Wednesday, September 12, 2007

He who sees Me everywhere and all Me, I am not lost to him, nor is he lost to Me

This is again a very important verse from the sixth chapter of the Mahapurana, The Geeta.

Krishna is talking about “Yoga of Self-control” in this (sixth) chapter. The biggest control is the self control; to control and cease the mind from wandering here and there. The mind is very delicate and utmost powerful. It is fooling around you since centuries. Though you being the Master, are serving as a slave to your mind. You immediately follow what your mind says. Have you thought about not listening to your mind and giving orders to it instead? The day you start getting control on your mind, you initiate your first step towards spirituality. Spirituality is nothing but living in the correct way, to be simple and to understand oneself. Being simple is being spiritual; nothing less nothing more. People all over the world do all sorts of absurd and nonsensical activities in the name of spirituality. This is due to ignorance and lack of understanding. There is nothing to be borrowed or to be achieved. All is within you. This is not easy to understand. You yourself have the most unique and countless collections of powers, gems, energies within you. The only thing is to accept yourself as you are. Discontinue the identification process with the world. Accept your nature and your emotions as it is. This leads to being simple. This is the whole process. Nothing else is needed.

In the above verse, Krishna is talking about devotion and offering yourself completely to him. The day you start believing Krishna from full heart and accept himself as the charioteer of your life, as he was for Arjuna in Mahabharata, you will conquer the final purpose of this world. He will take care of your life onwards.

Krishna says “He who sees me everywhere and all me, I am not lost to him, nor he is lost to Me.” This means that if you trust him and let him lead your life, he will do the rest for you. Dedicate all your breaths, karmas (actions), struggles to him. Seeing him everywhere means believing that he is omnipresent. Understanding that, he is everywhere. All comes, survives and ends in him. He is the only start, he is the process and he is the only end. Those who perceive and live by the above thought will never lose him nor is he lost to them. He is present everywhere for them. Krishna is responsible for all the actions of his bhaktas (disciples). See him everywhere and you will find him everywhere!!

1 comment:

Unknown said...

Sri Krishna tells Arjuna that a sannyasi and a yogi are one, “He who does his duty with no expectation of the fruit of action is at once a sannyasi and a yogi. O Arjuna, no one becomes a yogi who has not renounced his selfish purpose.” (6.1-2) Here Krishna describes the nature of a Yogi, “A yogi has conquered his lower self and has attained the calm of self-mastery. He is at peace in cold and heat, in pleasure and pain, in honour and dishonour.
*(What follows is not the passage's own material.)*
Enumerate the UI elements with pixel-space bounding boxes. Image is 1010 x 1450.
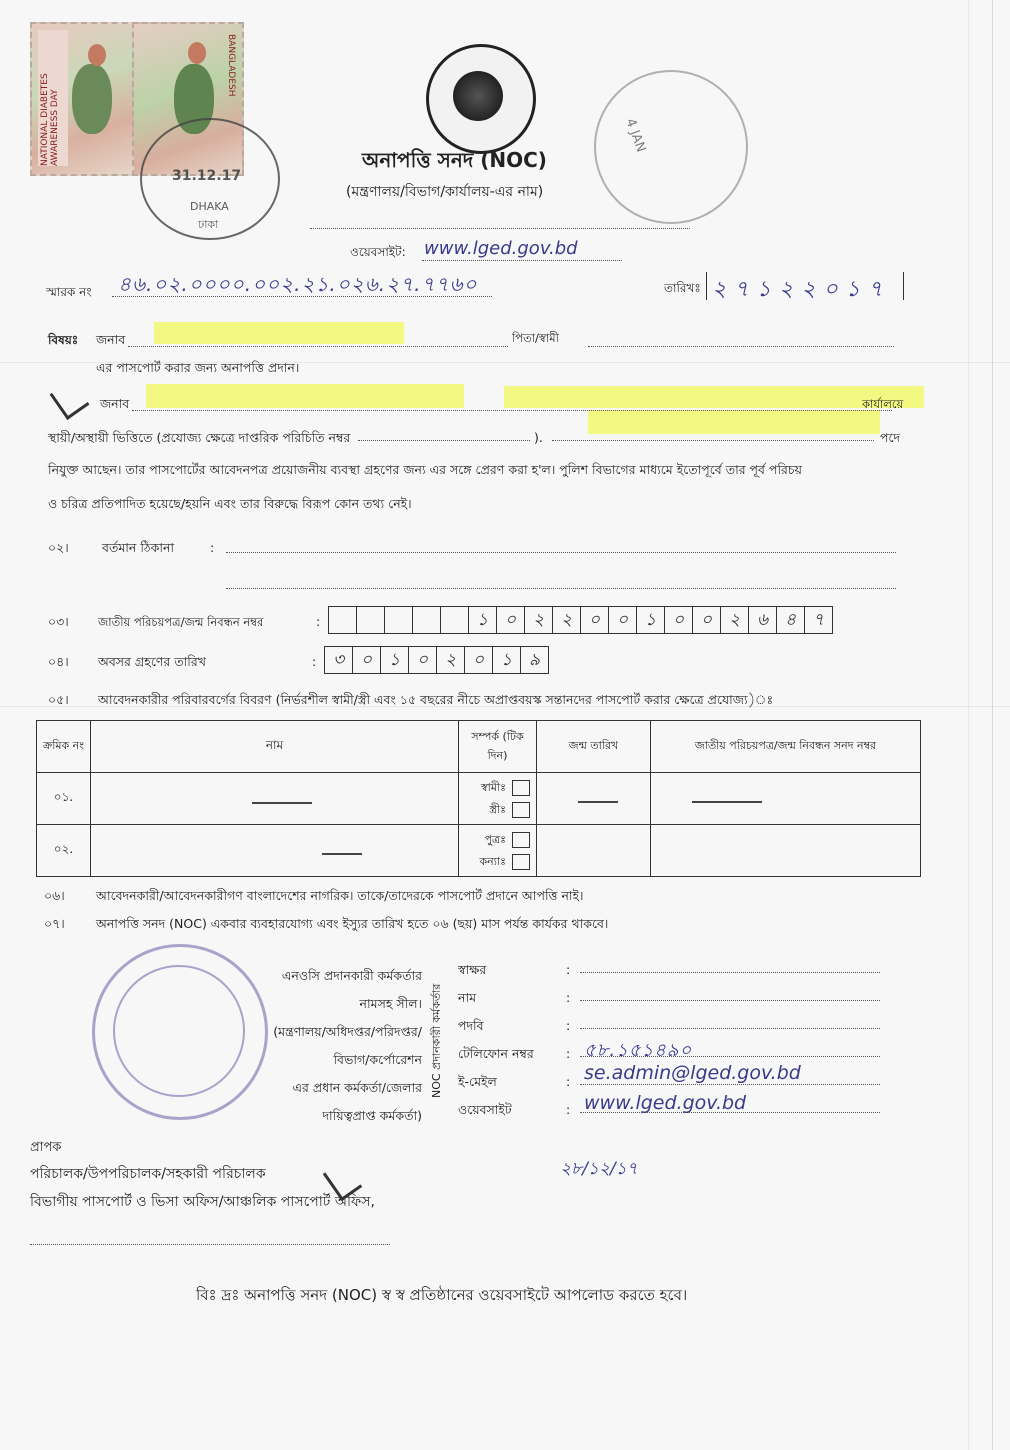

For him a clod, a stone, and a piece of gold are the same. He is equal-minded among friends, companions, and foes, among saints and sinners.” (6.5-9)

The disciplines that a yogi must undertake in order to realise the Supreme Self are specified by Sri Krishna. He also tells Arjuna for whom Yoga is meant. “Arjuna, Yoga is neither for an epicure, nor for him who does not eat at all, neither for him who sleeps overmuch, nor for him who is endlessly awake.” (6.16-17) Krishna defines a perfect Yogi, “O Arjuna, a yogi whether in pleasure or in pain, established in oneness, sees Me everywhere and sees all in Me and worships Me is considered a perfect yogi.”

Now Arjuna asks Krishna, “How can one achieve evenness of mind when the mind is very difficult to control just like the wind?"

Krishna says, “Without doubt, O Arjuna, the mind is restless and difficult to curb, but it can be controlled by constant practice and non-attachment.” (6.35) On hearing this Arjuna asks a very significant question, “Though endowed with faith, a man who has failed to subdue his passion and whose mind is wandering away from Yoga (at the time of passing away) and who fails to attain perfection, that is, God-realisation, what fate does he meet with. Does he not meet with destruction like a rent cloud? He is deprived of both God-realisation and world-pleasure. His fate has deluded him in the path of Yoga. He has nowhere to go. He has nothing to stand upon.” (6.37-38)

Sri Krishna enlightens Arjuna thus, “O Arjuna, no fall is there for him either in this world or in the world beyond. The path of woe is not for him who does good and who strives for self-realisation.” (6.40) Krishna also says that he who falls from the path of Yoga in this life enters into a blessed and hallowed house in his next life to continue his spiritual journey. He regains all the spiritual progress he had made in the previous incarnation, and with this as the starting point he strives again for perfection.